The main reason for creating them manually is because these boxes are context sensitive- that is, you need to understand what part of the character is dealing damage or what part of the character is defending and so on.
DMGregory provided answers with regard to how these boxes work and how one can implement them in the comment section of the question.
What if the animation contains a lot of frames? Keyframing and interpolation is your best bet.
In the animation use keyframes when and where boxes should appear, disappear and their locations. Interpolate the frames inbetween to transition the hit/hurt boxes. This way you only have to position these boxes at key moments and positions while the rest is calculated. If you have a fixed number of frames you can pregenerate the boxes as a data structure. If you have interpolated animations (example using Spine software or other skeletal animation software) you could do the boxes on the fly (some tools support this out of the box).
Regarding automated hitbox generation
Let's have a look at the animation of Ryu:
The animator has created a bunch of sprites that follow a sequence.
Now it is hard for an automated process to understand the first frame of the wind down part is where the attach ends. There is still a 'fist' in that frame, but it is no longer dangerous. Thus the artist has to tell the game what is needed.
Traditional sprite frames
So you would need to define for each individual frame where the hit and hurtboxes are. Now in some animation tools you can define the hitboxes and export the data.
In your game you would read your sprite data (which may contain sequence and timing data) and also the hitbox/hurtbox data.
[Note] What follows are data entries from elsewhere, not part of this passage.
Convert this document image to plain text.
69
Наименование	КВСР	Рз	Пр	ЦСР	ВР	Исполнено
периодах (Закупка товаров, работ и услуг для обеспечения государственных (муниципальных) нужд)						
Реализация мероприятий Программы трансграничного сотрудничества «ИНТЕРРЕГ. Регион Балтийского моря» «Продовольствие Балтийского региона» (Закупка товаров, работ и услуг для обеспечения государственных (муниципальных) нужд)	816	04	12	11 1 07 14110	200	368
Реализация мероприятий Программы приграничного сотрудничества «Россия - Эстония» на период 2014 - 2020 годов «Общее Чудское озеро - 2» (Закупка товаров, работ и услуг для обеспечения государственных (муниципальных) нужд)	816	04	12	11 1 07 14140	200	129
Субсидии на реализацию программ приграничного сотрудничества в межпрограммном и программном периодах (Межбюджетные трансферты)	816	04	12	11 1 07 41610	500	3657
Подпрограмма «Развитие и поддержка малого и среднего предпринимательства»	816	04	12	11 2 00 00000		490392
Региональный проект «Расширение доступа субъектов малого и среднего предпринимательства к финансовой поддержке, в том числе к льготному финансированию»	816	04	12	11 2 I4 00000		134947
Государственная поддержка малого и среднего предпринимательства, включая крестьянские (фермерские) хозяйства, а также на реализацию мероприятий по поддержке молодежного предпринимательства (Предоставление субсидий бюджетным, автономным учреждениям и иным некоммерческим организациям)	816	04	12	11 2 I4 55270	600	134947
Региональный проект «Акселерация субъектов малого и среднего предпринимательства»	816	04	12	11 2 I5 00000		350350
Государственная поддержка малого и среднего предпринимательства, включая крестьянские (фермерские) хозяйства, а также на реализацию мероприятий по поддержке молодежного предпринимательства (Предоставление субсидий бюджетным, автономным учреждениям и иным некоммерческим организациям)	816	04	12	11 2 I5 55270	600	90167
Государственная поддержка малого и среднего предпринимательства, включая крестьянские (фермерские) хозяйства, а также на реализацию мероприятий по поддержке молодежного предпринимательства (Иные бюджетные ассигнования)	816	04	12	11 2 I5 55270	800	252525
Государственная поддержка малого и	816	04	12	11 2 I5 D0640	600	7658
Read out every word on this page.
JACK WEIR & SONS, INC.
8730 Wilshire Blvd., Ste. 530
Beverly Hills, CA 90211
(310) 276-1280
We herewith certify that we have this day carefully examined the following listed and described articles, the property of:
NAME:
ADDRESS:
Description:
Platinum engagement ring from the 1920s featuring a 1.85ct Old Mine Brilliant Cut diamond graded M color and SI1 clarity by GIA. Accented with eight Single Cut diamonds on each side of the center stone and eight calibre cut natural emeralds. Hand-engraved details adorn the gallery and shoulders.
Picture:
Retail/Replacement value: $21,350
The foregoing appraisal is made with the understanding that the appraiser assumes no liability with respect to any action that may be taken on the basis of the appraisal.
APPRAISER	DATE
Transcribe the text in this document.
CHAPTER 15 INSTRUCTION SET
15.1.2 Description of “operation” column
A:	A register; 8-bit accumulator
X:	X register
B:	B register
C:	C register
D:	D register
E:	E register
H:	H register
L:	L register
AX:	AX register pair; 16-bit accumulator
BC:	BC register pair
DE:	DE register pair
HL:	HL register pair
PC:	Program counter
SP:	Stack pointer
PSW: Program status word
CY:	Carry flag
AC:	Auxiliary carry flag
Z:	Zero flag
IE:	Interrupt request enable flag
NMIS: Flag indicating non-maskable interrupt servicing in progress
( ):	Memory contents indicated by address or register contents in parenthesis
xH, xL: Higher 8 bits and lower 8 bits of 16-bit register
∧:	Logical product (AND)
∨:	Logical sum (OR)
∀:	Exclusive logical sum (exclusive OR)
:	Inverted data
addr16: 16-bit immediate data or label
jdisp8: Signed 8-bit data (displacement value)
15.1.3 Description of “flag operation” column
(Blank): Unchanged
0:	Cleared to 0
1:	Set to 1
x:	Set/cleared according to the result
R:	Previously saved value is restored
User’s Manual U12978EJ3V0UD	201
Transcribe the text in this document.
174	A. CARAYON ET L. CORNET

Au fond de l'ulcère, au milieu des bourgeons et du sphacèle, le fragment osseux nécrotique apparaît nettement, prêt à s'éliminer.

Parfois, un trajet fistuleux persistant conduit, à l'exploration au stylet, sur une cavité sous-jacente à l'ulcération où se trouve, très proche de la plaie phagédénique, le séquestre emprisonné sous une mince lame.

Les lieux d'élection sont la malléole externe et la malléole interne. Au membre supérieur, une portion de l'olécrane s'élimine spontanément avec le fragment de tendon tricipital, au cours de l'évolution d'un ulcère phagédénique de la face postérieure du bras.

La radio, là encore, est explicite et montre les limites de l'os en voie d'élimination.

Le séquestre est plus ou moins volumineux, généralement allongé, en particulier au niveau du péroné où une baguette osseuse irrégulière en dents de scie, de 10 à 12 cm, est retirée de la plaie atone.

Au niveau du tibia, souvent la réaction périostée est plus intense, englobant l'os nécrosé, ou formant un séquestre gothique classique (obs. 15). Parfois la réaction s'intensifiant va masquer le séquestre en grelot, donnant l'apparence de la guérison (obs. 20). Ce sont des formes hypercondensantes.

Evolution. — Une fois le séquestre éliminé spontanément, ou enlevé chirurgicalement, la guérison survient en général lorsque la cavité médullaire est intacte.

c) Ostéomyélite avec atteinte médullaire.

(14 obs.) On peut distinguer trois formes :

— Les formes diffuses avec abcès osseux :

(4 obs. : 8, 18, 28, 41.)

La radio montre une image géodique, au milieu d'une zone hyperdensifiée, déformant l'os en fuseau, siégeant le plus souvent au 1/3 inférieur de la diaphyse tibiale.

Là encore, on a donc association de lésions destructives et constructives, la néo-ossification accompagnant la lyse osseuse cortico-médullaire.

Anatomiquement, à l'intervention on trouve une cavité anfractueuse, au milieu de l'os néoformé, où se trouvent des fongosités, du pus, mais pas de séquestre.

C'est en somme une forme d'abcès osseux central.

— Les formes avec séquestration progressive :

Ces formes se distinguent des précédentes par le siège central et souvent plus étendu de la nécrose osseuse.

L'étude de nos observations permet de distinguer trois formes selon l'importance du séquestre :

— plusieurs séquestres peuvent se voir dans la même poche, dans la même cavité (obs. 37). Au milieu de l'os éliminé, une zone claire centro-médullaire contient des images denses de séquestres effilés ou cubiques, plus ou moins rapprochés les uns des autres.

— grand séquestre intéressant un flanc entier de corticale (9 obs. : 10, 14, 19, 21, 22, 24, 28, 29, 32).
Upon collision you then check what frame you are and where these boxes are located and act accordingly.
If you use skeletal (or rigged) animation, it would mean that the artist poses the model for set intervals (let's say Ryu consists out of separate sprites for arms, legs, head and body) and move these parts to key moments in time. Now attach hitboxes accordingly on that same timeline. Imagine Ryu then smoothly transition from one frame to the next based on linear interpolation.
Then use that information to transition between the keyframes and recalculate the boxes as well.
Your workflow needs both the animation and a somthing to provide hitboxes for the (key)frame data. This is then exported as datapackages your game can read.
For hit and hurtboxes, you will need to add a step in your workflow to generate the required information. If you have really lengthy animations (30+ frames) you may try to combine the traditional animation with the interpolation technique.